İş hayatımda sürekli işittiğim mottolaşmış sözdü:
- “Uğraşma. Nitelikli patentleri bul, onların üzerinden geliştir”
- “Bill Gates olmak istiyorum, var olan ürünü al benim adımı koyalım”
- “Gavur yapmıştır, onun münhasır acentası olalım”
Ve benzeri kapsamda onlarca cümle. Sözde teknoloji bilenlerde benzerini hep gördüm, “copy-cat” mantığı çalışıyordu.
Öte yandan, icat etmek yerine pazarlama dehası, algı yönetimi üstadı olmak işe yarıyordu. Verdikleri örnekler de yabana atılacak cinsten değildi. Edison, Microsoft, Apple vb. pazarda olanı almışlar, eklerle parlatarak pazara sunmuşlardı. Kimi şirketler patent savaşları ile rakipleri kıstırmışlar, kimi zaman rakibi satın almışlar, sonra nalıncı keseri çalışmıştı.
Mükemmel ürünü icat etmek için bitmek bilmeyen bir arayış içinde misiniz? Belki de bu çabalarınızı tamamen farklı ancak çok daha etkili bir stratejiye yönlendirmenin zamanı gelmiştir: Pazarlama dehası olarak çalışmak ve gelecek vadeden yetenekleri ve şirketlerin ürünlerini kendi bünyenize katmak, parçaları birleştirmek.
Geleneksel olarak, şirketler inovasyon ve büyüme için kendi Ar-Ge departmanlarına yatırımlar yaparlar. Ancak günümüzün hızla değişen pazarında, en iyi ürünün her zaman içeriden çıkması o kadar da kolay değil. Bunun yerine, pazarda yeni ve çığır açan fikirler üreten, küçük, civa gibi ekipler ve mikro işletmelere bakılsa? Bu dağınık inovasyon havuzuna nasıl ulaşılabilir, nasıl faydalanılabilir?
Neden kendi bünyenize katma stratejisi izlemelisiniz?
Daha hızlı pazara çıkış: Yoktan bir ürün geliştirmek uzun ve maliyetli bir süreçtir. Halihazırda var olan, umut vadeden bir ürünü veya teknolojiyi bünyenize katarak, pazara çok daha hızlı bir şekilde giriş yapabilirsiniz. Bu, özellikle rekabetin yoğun olduğu sektörlerde kritik bir avantajdır.

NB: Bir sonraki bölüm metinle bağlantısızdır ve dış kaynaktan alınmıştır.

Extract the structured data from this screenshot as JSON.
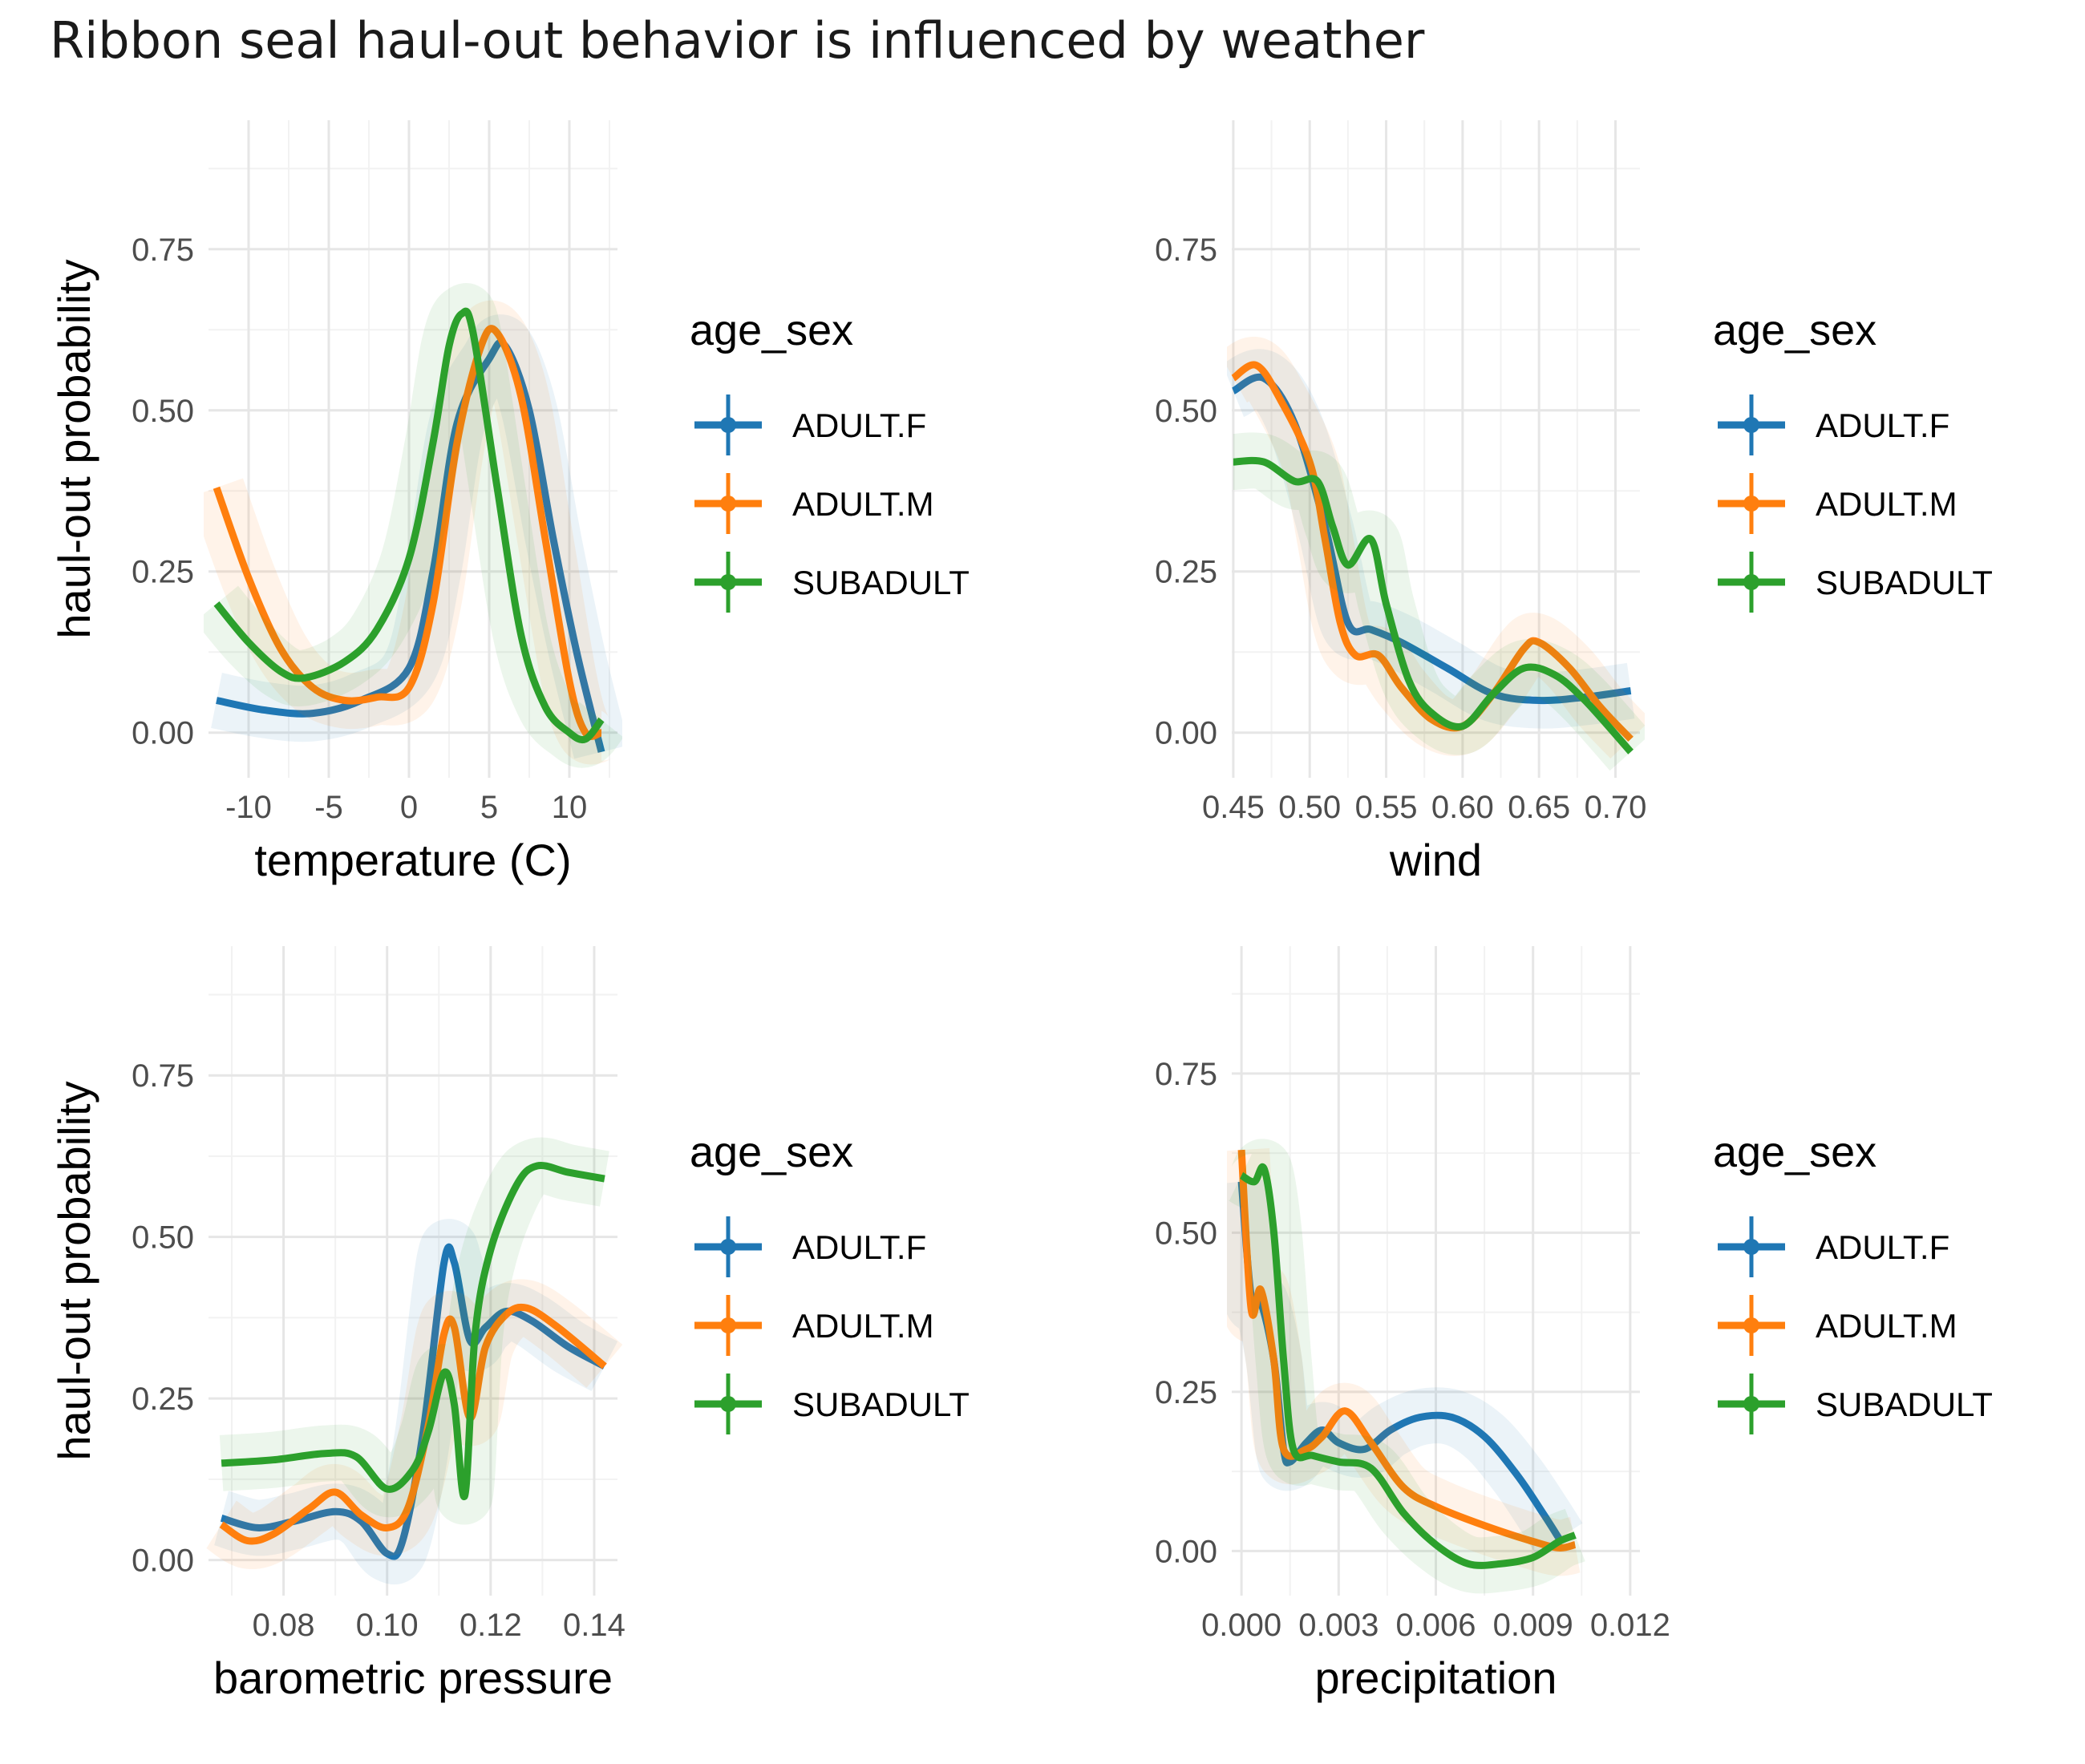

Kanıtlanmış potansiyel: Satın aldığınız veya ortaklık kurduğunuz şirketler genellikle ürünlerinin veya hizmetlerinin ilk aşamalarında pazarda cüzi de olsa kısmi bir pay elde etmişlerdir. Bu, kendi bünyenizde geliştireceğiniz, pazarın kabul edip etmeyeceği belirsiz bir ürüne kıyasla daha az riskli bir yatırımdır.
Yetenek avcılığı: Bu strateji sadece ürün veya teknoloji edinimi ile sınırlı değildir. Aynı zamanda, o ürünü veya teknolojiyi geliştiren yetenekli mühendisleri, tasarımcıları ve vizyonerleri de şirketinizin bünyesine katma fırsatı sunar. Bu, şirketinizin inovasyon kapasitesini anında artırır.
Rekabet üstünlüğü: Rakiplerinizin henüz farkına varmadığı ancak büyük potansiyel taşıyan şirketleri veya ürünleri erken aşamada bünyenize katarak, pazar liderliğinizi pekiştirebilir ve rakiplerinize karşı önemli bir avantaj elde edebilirsiniz.
Risk yönetimi: Büyük Ar-Ge yatırımları, her zaman beklenen getiriyi sağlayamayabilir. Bunun yerine, birden fazla küçük, odaklanmış satın alma veya ortaklık yaparak riskinizi dağıtabilirsiniz. Bir proje başarısız olsa bile diğerleri başarılı olabilir.
Pazarlama dehası olunur mu doğulur mu?: Bu stratejinin başarısı, mükemmel ürünü veya şirketi “görme” yeteneğinize ve onları kendi bünyenize çekme becerinize bağlıdır. İşte atabileceğiniz adımlar:
- Pazarın eğilimlerini yakın takip: Hangi niş alanlarda inovasyon olduğunu, hangi start-up’ların dikkat çektiğini ve hangi teknolojilerin yükselişte olduğunu sürekli olarak araştırın.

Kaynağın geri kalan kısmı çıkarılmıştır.